Yo creo que es aquí donde se requiere de sabiduría y, sobre todo, prudencia política y hacerse –insisto– esta pregunta vital: ¿cuál es el rol de un Estado aconfesional, por ejemplo, en la educación sexual? Para contestarla, no de manera emocional o insultante, se requiere de un diálogo inteligente: llegar a un acuerdo mínimo, si es posible. Dicho acuerdo debe incluir el respeto a las mayorías, pero también a las minorías. Y el respeto a derechos humanos básicos, lo que supone aclara aquello que llamamos derecho, lo de ser humano y la familia. Nada fácil como se ve. Pero solo así el autogobierno de grupos y asociaciones –esencia de una república– protagonizará la educación de sus miembros, educación pública, pero también privada. Es la libertad. Esta es la forma correcta, no ideal, sino posible, la de una sana laicidad estatal republicana: de independencia y respeto del poder público ante los grupos, confesiones religiosas o ideológicos.

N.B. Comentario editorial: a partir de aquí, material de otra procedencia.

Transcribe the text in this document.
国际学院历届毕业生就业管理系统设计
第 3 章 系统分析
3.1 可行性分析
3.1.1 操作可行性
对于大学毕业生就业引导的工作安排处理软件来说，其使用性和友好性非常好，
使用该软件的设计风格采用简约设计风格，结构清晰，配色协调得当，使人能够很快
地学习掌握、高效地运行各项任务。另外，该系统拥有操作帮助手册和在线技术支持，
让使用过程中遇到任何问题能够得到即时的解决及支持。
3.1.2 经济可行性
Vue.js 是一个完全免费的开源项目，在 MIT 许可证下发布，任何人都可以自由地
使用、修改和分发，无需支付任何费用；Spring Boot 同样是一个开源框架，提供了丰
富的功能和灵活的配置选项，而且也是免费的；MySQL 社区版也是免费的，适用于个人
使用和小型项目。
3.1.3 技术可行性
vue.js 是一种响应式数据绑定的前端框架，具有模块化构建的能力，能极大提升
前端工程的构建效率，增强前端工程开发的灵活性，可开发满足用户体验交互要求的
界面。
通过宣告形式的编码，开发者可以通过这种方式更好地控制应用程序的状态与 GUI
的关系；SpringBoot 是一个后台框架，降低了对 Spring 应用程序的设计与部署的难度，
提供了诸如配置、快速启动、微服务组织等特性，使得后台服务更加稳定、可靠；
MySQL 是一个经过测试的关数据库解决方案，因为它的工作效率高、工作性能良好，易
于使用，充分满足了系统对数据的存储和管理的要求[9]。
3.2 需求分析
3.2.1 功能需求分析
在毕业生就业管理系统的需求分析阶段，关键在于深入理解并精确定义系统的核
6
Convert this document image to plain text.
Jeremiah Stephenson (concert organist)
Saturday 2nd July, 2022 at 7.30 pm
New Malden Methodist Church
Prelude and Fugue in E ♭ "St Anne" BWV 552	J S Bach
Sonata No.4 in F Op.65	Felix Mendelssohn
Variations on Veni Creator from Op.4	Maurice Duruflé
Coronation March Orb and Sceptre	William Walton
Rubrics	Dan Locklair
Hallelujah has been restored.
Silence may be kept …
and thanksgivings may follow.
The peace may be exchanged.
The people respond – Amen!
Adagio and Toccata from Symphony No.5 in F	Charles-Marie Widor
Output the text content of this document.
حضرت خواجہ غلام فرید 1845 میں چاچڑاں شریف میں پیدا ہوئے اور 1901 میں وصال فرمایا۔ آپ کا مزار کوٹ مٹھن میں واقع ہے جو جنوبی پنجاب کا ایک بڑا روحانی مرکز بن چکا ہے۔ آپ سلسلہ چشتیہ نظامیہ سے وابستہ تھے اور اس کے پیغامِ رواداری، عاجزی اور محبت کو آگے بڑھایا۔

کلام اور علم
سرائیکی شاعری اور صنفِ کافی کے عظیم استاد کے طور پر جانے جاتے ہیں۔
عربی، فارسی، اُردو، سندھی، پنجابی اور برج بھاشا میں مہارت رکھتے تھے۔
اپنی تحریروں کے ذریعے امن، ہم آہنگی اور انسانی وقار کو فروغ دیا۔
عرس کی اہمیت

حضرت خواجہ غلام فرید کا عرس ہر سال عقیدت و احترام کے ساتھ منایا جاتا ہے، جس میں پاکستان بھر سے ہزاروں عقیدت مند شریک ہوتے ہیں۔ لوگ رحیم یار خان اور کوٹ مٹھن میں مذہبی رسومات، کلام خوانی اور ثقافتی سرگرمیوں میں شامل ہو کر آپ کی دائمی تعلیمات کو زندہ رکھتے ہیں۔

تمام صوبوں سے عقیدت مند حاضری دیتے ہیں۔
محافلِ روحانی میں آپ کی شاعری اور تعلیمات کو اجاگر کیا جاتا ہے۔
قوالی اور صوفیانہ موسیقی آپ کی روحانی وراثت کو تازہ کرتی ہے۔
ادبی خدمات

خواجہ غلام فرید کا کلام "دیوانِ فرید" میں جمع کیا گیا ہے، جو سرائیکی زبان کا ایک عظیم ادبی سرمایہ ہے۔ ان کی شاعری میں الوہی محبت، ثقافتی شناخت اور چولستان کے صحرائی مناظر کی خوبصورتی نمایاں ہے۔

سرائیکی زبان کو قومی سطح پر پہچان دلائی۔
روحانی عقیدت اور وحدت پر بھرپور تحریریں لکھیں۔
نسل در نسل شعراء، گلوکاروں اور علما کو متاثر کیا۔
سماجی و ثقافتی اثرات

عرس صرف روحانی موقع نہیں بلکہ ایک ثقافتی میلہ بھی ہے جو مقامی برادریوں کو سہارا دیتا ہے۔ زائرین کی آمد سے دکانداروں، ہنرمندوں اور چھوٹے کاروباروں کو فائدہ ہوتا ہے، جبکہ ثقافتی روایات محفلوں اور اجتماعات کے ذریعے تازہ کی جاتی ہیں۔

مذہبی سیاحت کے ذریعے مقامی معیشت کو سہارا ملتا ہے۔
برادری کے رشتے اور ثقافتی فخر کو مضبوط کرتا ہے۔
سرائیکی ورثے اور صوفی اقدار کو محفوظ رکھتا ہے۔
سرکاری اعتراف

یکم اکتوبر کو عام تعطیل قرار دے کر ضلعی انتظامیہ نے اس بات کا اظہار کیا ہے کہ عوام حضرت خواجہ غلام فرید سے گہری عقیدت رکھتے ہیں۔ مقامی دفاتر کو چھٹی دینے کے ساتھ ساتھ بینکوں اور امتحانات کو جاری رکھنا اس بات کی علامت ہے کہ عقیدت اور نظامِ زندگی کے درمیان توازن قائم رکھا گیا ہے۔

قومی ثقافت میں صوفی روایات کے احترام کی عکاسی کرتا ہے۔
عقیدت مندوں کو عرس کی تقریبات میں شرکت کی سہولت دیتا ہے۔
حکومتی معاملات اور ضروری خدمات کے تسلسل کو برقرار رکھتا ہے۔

Si esto no se logra, solo quedará la decisión de los que ejercen el poder, como ha ocurrido hasta ahora. El partido que «manda» impondrá al resto su propia versión educativa, con los consecuentes conflictos. Y solo triunfará a la larga esa versión del laicismo aconfesional que, de ser un elemento de neutralidad que abre espacios de libertad a todos, se ha transformado en una ideología que no quiere conceder espacio público a la visión cristiana. Pero nada de esto se podría lograr con la falta de civismo, de razones y cómo, en expresiones groseras, vulgares e insinuantes, los actores se descalifican mutuamente.
En una democracia, el otro, el adversario, también es un bien. La lógica amigo-enemigo no es democrática, es totalitaria. Muchas veces, cuando se nos acusa a los cristianos de ser fundamentalistas y de vivir una doble moral, solo atino a referir a esa eclesiología dulcemente rioplatense del papa Francisco: la Iglesia (y sus miembros) es un hospital de campaña. Y como todo hospital tiene enfermos (pecadores), pero está en campaña, en movimiento y estos heridos son los que proponen la moral de siempre a pesar de sus limitaciones.